Bologna sotto canestro. Ciao Virtus, Tulipano già spalle al muro


Nel basket, la Virtus non accede ai Play Off Scudetto. Quale futuro  per Siena? In Dnb la Fortitudo Bologna cade in casa contro Cento nella post-season

di Michele Teglia

(foto virtus.it)

(foto virtus.it)

Si è conclusa, non senza qualche sorpresa, la stagione regolare che ha sancito le 8 squadre che si contenderanno lo scudetto con Pistoia dentro e Caserta fuori. Lo scontro diretto ha visto i toscani prevalere sui campani di Molin con uno scarto inferiore alle previsioni, ma alla resa dei conti sufficiente, in virtù della classifica avulsa, al passaggio del turno e la contemporanea sconfitta di Reggio Emilia ad Avellino. Caserta esce comunque a testa alta da questo campionato, ma è Pistoia che si rivela essere una delle maggiori (e gradite) sorprese della Serie A. Sotto l’ala protettrice di Galanda e Meini, coach Paolo Moretti ha saputo inserire in maniera armonica e sinergica la pletora degli americani, da Wanamaker a Jajuan Johnson, da Gibson a Deron Washington, tutti asserviti alle dinamiche della squadra. I nostri complimenti vanno di cuore a questa società, capace di rinvigorire ed esaltare un territorio ed una tifoseria forse troppo a lungo confinati nelle serie minori.

Accoppiamenti dei Quarti: Milano-Pistoia, Siena-Reggio Emilia, Sassari-Brindisi e Cantù-Roma, con questi ultimi due scontri che si presentano incerti ed equilibrati. Dispiace la retrocessione di una piazza storica come Montegranaro, anche se, a rigor di logica e per altre ragioni, dovrebbe essere Siena a venir giubilata ed a ripartire dalle categorie inferiori.

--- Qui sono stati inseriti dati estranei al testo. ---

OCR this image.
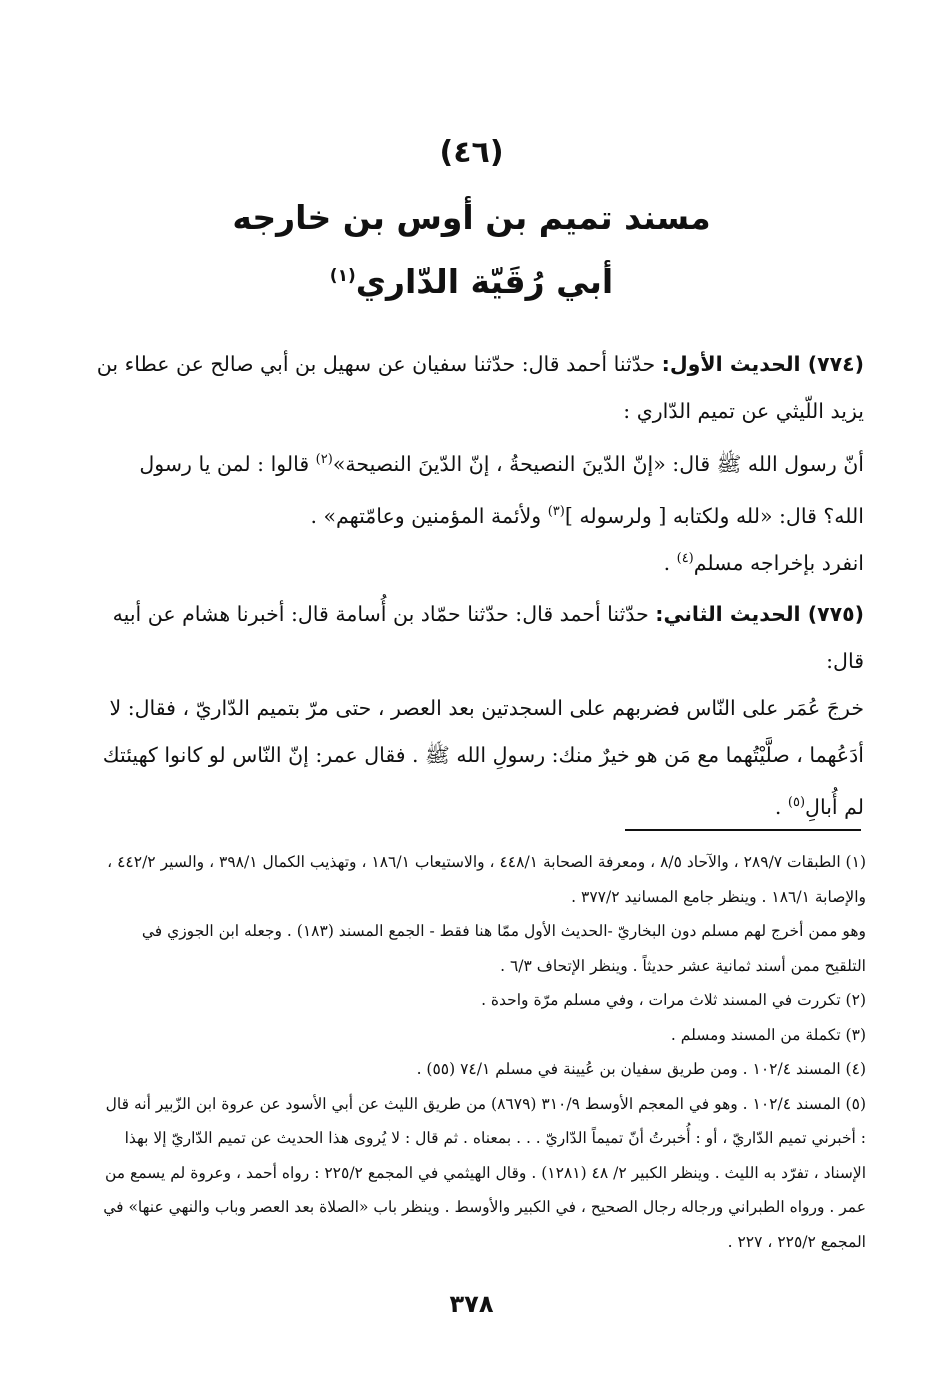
(٤٦)
مسند تميم بن أوس بن خارجه
أبي رُقَيّة الدّاري$^{(١)}$

(٧٧٤) الحديث الأول: حدّثنا أحمد قال: حدّثنا سفيان عن سهيل بن أبي صالح عن عطاء بن يزيد اللّيثي عن تميم الدّاري :

أنّ رسول الله ﷺ قال: «إنّ الدّينَ النصيحةُ ، إنّ الدّينَ النصيحة»$^{(٢)}$ قالوا : لمن يا رسول الله؟ قال: «لله ولكتابه [ ولرسوله ]$^{(٣)}$ ولأئمة المؤمنين وعامّتهم» .

انفرد بإخراجه مسلم$^{(٤)}$ .

(٧٧٥) الحديث الثاني: حدّثنا أحمد قال: حدّثنا حمّاد بن أُسامة قال: أخبرنا هشام عن أبيه قال:

خرجَ عُمَر على النّاس فضربهم على السجدتين بعد العصر ، حتى مرّ بتميم الدّاريّ ، فقال: لا أدَعُهما ، صلَّيْتُهما مع مَن هو خيرٌ منك: رسولِ الله ﷺ . فقال عمر: إنّ النّاس لو كانوا كهيئتك لم أُبالِ$^{(٥)}$ .

(١) الطبقات ٢٨٩/٧ ، والآحاد ٨/٥ ، ومعرفة الصحابة ٤٤٨/١ ، والاستيعاب ١٨٦/١ ، وتهذيب الكمال ٣٩٨/١ ، والسير ٤٤٢/٢ ، والإصابة ١٨٦/١ . وينظر جامع المسانيد ٣٧٧/٢ .

وهو ممن أخرج لهم مسلم دون البخاريّ -الحديث الأول ممّا هنا فقط - الجمع المسند (١٨٣) . وجعله ابن الجوزي في التلقيح ممن أسند ثمانية عشر حديثاً . وينظر الإتحاف ٦/٣ .

(٢) تكررت في المسند ثلاث مرات ، وفي مسلم مرّة واحدة .

(٣) تكملة من المسند ومسلم .

(٤) المسند ١٠٢/٤ . ومن طريق سفيان بن عُيينة في مسلم ٧٤/١ (٥٥) .

(٥) المسند ١٠٢/٤ . وهو في المعجم الأوسط ٣١٠/٩ (٨٦٧٩) من طريق الليث عن أبي الأسود عن عروة ابن الزّبير أنه قال : أخبرني تميم الدّاريّ ، أو : أُخبرتُ أنّ تميماً الدّاريّ . . . بمعناه . ثم قال : لا يُروى هذا الحديث عن تميم الدّاريّ إلا بهذا الإسناد ، تفرّد به الليث . وينظر الكبير ٢/ ٤٨ (١٢٨١) . وقال الهيثمي في المجمع ٢٢٥/٢ : رواه أحمد ، وعروة لم يسمع من عمر . ورواه الطبراني ورجاله رجال الصحيح ، في الكبير والأوسط . وينظر باب «الصلاة بعد العصر وباب والنهي عنها» في المجمع ٢٢٥/٢ ، ٢٢٧ .

٣٧٨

A Cantù si conclude l’interlocutoria stagione della Granarolo Virtus Bologna; sconfitta pronosticata e sconfitta è stata. Il 14° piazzamento finale (11 vinte e 19 perse) ricalca in fotocopia la stagione passata (stessa classifica, ma con una vittoria di meno nel 2012-13); un risultato che non soddisfa nè la piazza nè la società, ma in cui occorre leggere qualche posività tecnica (leggi Hardy e Fontecchio, oltre alla pulizia dalle sbavature di gioco effettuata da Walsh nella seconda parte della stagione). Con un budget medio, Arrigoni sarà senz’altro in grado di allestire una squadra di un livello consono alla Virtus, mentre rimane da dirimere l’aspetto allenatore, con probabile ballottaggio Valli/Moretti.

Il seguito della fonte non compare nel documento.